Saturday, July 23, 2016
Incirlik Air Base Being Held Hostage
By Jim Emerson, staff writer
Incirlik Air Base is located in the İncirlik quarter of the city of Adana, Turkey. The United States Air Force and the Turkish Air Force are the primary users of the base, although it is also used by the Royal Air Force and by the Royal Saudi Air Force. The air base has continued to rely on backup generators since the failed coup plunged the country into crisis. Commercial power was cut to the base in and the airspace above it closed to air traffic within hours of last Friday's attempted military takeover in the NATO country. There is little indication when power will be restored.
This week Turkish lawmakers declared a three-month national state of emergency granting President Recep Tayyip Erdogan sweeping powers to purge the military and potential political foes after the alleged military coup. In granting Erdogan dictatorial authority , Parliament has enabled him to issue decrees that have the force of law without judicial or even parliamentary approval. Already with a history of autocratic conduct, Erdogan insists that the “state of emergency will counter threats to Turkish democracy.” This is not how the political leader of a member nation of NATO should behave.

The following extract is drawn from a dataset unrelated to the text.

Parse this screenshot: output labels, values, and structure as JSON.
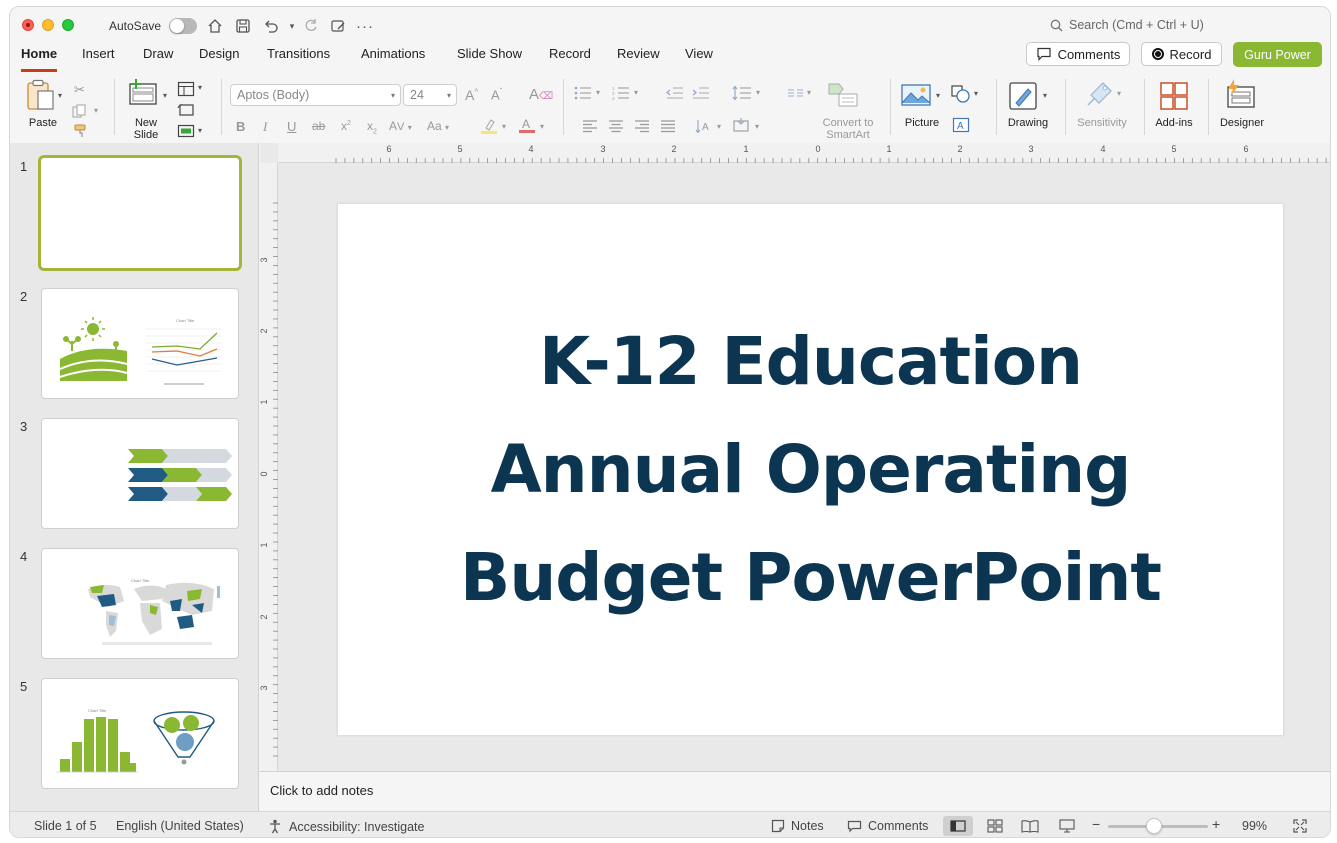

Turkish Prime Minister Binali Yildirim declared "This is a state of emergency imposed not on the people, but on (the state) itself." The Turkish government is using this rhetoric to remove the enemies of the state. The regime’s enemy of choice is Muhammed Fethullah Gülen, a former ally of Erdogan actively involved in the societal debate concerning the future of the Turkish state and Islam in the modern world. Gülen promotes a tolerant Islam which emphasizes altruism, hard work and education. His views are the opposite of Erdogan’s who is transforming Turkey in an Islamic republic. Gulen currently lives in self-imposed exile in the United States. It is very likely that cutting off commercial power to Incirlik Air Base is a ploy to force the Obama Administration to hand over Gülen.
As the world watches, Turkey is suspending the European Convention on Human Rights, allowing the nation more leeway to violate the rule of law by rounding up enemies of the regime. Turkey also no longer behaves as a trusted ally in the war on terror. America and NATO may need to consider closing all assets in the country for the safety and wellbeing of American and NATO service members.
Another sign of an authoritarian regime is the control of information flowing across its borders. The Supreme Council of Radio and Television of Turkey has cancelled the licenses of over 20 radio and television broadcasters. The silencing of all communication will allow the government to crack down on dissidents without the world finding out in a timely basis.